Crypto exchanges are dividing into two distinct camps as they compete to offer exposure to SpaceX ahead of its expected Nasdaq debut on 12 Jun, with the divide highlighting a broader disagreement over how traditional equities should be brought onto blockchain rails.
Crypto Exchanges Diverge on SpaceX Exposure Models
The IPO is reported to be more than four times oversubscribed, according to a Bloomberg report on 10 Jun, signalling the intense institutional demand for what could become the largest stock-market listing in history. Binance said its Stocks platform will enable whole-share limit orders for SpaceX (SPCX) beginning 12 Jun, allowing users to trade around the company’s anticipated listing. The move expands the exchange’s growing range of SpaceX-related products and comes as platforms rush to capture interest in what could become the largest IPO in history.
Synthetic exposure gains early traction
A growing number of venues, including Binance, Coinbase International, Hyperliquid and BitMEX are offering synthetic SpaceX products such as perpetual futures. These instruments allow traders to speculate on the company’s valuation without any claim on underlying shares.
For exchanges, the synthetic model offers clear operational advantages. Perpetual futures are already among crypto’s most liquid products and do not require custody of actual shares or direct links to traditional securities infrastructure. This simplicity has helped synthetic SpaceX contracts gain traction ahead of the listing, functioning effectively as markets for investor expectations and providing round-the-clock price discovery.
The trade-off is that users receive only economic exposure. They are betting on price movements rather than holding any representation of the underlying asset.
Tokenized products seek closer links to traditional markets
A second group of platforms is pursuing a more ambitious approach. Kraken and Bybit are offering tokenized SpaceX exposure through xStocks infrastructure and products issued by Backed Assets. These structures are designed to create tokens that are directly linked to underlying securities or security-backed certificates, rather than simply tracking price movements.
In this model, the tokenized product is intended to represent an actual claim on a share or a certificate backed by shares, with the issuer responsible for maintaining that link. Proponents argue this approach brings traditional equities closer to blockchain rails by enabling onchain representation of ownership, rather than pure price speculation.
Kraken has taken this further by partnering with Nasdaq to develop infrastructure that could eventually support tokenized equities, continuous 24/7 trading and blockchain-based settlement. The goal is to create systems where traditional securities can eventually be issued, traded and settled directly on blockchain networks.
However, this model also introduces greater operational and regulatory complexity. Tokenized equity products require custody arrangements, reconciliation with traditional securities systems and mechanisms to handle corporate actions such as dividends or voting rights. Liquidity can also be more limited than in synthetic markets, as these products depend on the underlying share supply and issuer infrastructure.

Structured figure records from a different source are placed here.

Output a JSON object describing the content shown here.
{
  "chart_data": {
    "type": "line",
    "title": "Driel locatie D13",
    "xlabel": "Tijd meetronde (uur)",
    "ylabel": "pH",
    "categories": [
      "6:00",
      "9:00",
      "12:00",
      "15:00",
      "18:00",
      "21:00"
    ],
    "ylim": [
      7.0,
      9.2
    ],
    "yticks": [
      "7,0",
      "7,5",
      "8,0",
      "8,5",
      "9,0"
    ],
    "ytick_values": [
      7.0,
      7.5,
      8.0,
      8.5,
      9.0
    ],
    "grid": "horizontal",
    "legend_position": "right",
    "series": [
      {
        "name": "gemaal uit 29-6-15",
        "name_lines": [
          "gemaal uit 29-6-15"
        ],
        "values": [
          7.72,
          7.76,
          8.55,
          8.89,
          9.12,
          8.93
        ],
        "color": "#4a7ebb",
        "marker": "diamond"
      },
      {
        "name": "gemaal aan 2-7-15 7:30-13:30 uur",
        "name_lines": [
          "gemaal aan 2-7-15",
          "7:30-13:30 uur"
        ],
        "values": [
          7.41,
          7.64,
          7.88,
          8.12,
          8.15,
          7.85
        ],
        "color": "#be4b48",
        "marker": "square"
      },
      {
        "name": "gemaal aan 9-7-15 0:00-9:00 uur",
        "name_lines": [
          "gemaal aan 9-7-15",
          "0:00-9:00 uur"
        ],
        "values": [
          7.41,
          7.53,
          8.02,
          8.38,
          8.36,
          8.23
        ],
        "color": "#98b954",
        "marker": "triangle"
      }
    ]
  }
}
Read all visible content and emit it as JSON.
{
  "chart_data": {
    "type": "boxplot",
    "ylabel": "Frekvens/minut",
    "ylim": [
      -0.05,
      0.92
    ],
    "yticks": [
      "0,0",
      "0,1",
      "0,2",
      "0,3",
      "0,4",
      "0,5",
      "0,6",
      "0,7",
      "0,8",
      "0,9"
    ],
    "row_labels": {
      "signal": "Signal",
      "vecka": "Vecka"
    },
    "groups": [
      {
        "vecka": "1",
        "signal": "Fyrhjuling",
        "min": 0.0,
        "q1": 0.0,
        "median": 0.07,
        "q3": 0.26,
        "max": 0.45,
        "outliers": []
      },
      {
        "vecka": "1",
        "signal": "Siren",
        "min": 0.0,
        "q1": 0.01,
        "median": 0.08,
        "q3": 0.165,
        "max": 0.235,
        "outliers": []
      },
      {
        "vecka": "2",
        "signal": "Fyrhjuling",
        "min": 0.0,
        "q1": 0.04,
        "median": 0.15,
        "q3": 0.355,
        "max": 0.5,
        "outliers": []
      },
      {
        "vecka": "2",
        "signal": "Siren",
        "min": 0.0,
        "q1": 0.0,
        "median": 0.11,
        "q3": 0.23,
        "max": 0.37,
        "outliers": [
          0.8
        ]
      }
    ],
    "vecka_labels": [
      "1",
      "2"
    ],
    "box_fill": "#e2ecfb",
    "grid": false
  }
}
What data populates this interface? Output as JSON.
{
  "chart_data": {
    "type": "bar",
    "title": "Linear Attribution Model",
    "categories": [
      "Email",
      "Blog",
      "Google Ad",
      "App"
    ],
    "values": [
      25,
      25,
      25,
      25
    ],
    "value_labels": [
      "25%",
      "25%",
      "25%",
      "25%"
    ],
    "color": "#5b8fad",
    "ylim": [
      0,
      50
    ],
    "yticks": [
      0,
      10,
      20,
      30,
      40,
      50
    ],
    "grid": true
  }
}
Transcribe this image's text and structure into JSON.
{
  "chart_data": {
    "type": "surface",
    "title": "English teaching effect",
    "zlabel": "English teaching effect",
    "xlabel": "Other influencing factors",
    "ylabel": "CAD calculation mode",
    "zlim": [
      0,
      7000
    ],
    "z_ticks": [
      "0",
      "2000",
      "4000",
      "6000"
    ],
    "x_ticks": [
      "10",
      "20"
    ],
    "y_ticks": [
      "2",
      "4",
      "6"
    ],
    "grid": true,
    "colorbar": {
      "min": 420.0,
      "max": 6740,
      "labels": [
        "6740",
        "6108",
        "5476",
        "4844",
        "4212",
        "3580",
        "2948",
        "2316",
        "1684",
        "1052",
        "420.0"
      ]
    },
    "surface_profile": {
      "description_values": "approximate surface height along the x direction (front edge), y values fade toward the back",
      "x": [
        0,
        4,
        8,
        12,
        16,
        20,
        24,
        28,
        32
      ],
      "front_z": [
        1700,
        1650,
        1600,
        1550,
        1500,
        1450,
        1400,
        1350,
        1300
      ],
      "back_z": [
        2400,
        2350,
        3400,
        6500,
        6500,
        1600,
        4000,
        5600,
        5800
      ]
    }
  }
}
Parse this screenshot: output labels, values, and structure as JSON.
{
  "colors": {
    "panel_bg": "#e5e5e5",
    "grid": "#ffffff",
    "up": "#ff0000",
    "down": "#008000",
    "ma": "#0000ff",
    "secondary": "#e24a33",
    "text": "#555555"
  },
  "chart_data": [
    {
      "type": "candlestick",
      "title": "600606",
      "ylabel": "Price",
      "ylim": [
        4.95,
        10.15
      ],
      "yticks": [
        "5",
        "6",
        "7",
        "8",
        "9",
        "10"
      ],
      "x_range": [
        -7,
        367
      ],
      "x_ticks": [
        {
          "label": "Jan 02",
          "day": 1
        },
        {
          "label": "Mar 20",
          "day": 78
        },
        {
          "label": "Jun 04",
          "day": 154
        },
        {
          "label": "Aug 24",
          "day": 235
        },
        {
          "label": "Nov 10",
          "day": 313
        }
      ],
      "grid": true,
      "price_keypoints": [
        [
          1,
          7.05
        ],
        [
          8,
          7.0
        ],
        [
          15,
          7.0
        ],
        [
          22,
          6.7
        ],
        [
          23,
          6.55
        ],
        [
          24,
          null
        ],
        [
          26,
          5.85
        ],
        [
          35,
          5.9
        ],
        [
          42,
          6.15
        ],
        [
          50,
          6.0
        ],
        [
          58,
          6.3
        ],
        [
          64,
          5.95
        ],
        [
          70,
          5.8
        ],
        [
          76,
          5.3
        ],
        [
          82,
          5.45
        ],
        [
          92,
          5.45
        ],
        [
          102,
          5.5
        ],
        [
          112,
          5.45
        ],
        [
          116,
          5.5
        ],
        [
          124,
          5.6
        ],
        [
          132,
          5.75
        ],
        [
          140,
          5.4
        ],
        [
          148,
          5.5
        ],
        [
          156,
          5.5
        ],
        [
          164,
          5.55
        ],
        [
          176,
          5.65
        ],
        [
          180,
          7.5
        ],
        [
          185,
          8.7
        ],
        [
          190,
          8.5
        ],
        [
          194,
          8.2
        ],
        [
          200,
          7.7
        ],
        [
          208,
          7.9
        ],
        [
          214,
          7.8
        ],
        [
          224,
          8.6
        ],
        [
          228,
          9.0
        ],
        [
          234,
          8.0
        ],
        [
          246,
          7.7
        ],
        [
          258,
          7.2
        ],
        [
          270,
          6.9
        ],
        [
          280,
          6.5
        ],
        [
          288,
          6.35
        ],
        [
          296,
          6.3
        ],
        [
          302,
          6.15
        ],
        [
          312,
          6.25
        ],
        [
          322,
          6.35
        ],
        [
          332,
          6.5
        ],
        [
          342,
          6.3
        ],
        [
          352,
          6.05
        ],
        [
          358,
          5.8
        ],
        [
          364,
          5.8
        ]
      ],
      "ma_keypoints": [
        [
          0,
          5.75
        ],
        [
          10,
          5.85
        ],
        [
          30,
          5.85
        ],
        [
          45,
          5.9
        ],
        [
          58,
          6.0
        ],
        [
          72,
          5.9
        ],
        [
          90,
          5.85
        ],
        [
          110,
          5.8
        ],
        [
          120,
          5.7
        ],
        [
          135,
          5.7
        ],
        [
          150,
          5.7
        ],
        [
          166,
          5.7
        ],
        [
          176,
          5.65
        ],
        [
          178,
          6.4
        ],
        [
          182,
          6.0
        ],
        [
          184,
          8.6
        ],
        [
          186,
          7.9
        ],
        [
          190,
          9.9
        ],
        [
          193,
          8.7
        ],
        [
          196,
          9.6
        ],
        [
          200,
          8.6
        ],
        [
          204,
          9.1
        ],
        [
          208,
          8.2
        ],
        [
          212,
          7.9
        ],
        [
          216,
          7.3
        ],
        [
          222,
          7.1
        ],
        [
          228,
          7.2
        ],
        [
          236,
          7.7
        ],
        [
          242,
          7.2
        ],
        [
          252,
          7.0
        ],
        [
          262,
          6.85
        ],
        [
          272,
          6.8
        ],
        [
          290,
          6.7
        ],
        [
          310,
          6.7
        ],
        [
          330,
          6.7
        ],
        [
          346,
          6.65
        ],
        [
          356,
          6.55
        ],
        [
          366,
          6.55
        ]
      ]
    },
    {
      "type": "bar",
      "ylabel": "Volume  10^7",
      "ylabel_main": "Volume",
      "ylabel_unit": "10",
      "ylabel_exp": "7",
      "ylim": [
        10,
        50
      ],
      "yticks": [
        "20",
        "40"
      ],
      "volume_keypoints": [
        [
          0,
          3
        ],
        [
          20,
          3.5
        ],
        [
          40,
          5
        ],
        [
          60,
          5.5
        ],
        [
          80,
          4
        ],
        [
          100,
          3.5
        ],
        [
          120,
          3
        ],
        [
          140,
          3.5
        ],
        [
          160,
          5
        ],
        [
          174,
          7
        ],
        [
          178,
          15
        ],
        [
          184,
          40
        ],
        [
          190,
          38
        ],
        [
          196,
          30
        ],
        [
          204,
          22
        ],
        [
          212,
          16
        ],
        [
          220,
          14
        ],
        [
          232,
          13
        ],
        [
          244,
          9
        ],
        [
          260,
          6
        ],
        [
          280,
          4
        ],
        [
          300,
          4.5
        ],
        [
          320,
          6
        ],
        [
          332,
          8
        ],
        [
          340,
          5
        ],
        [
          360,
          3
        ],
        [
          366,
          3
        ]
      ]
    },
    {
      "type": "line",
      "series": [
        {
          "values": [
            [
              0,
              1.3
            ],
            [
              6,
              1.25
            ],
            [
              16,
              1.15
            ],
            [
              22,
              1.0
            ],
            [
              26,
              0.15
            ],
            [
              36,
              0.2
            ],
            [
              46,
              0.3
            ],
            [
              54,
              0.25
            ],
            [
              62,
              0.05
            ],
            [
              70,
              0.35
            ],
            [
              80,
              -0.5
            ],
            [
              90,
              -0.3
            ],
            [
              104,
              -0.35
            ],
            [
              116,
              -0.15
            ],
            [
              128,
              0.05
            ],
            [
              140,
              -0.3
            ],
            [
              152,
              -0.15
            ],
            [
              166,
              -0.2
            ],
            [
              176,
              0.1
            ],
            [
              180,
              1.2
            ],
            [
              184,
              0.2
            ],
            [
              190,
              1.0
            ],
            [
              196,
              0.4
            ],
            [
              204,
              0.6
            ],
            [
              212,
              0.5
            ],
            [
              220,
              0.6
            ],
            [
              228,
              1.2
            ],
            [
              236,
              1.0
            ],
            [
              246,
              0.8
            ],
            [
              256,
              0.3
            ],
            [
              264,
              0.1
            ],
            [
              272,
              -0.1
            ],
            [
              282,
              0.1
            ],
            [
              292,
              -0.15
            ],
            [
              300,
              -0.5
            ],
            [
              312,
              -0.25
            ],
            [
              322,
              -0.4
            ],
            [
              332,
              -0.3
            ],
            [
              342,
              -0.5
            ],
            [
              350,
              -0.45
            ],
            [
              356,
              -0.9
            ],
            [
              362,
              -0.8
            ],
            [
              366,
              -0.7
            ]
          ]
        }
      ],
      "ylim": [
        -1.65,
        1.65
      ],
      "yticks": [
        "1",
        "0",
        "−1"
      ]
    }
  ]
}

Regulatory questions remain unresolved
Regulatory treatment of tokenized equities is still evolving. The US Securities and Exchange Commission (SEC) has been examining how these products should fit within existing securities frameworks, particularly around custody, disclosure and investor protection. In Europe, regulators have warned that some tokenized stock offerings may confuse investors by providing economic exposure without granting traditional shareholder rights.
Market participants have also raised concerns that many tokenized equity structures expose investors primarily to the credit risk of the issuer, while offering limited direct recourse to the underlying company. These issues have made some institutions cautious about adopting tokenized equity products at scale, even as demand for exposure to high-profile IPOs such as SpaceX continues to grow.
Proving ground for onchain equities
For now, SpaceX has become the industry’s first major test case. As exchanges compete to attract traders around the IPO, the contest is no longer simply about who offers access first. It is increasingly a question of whether investors prefer liquid synthetic exposure or asset-backed products designed to integrate traditional equities into blockchain markets – and whether regulators will ultimately favour one model over the other.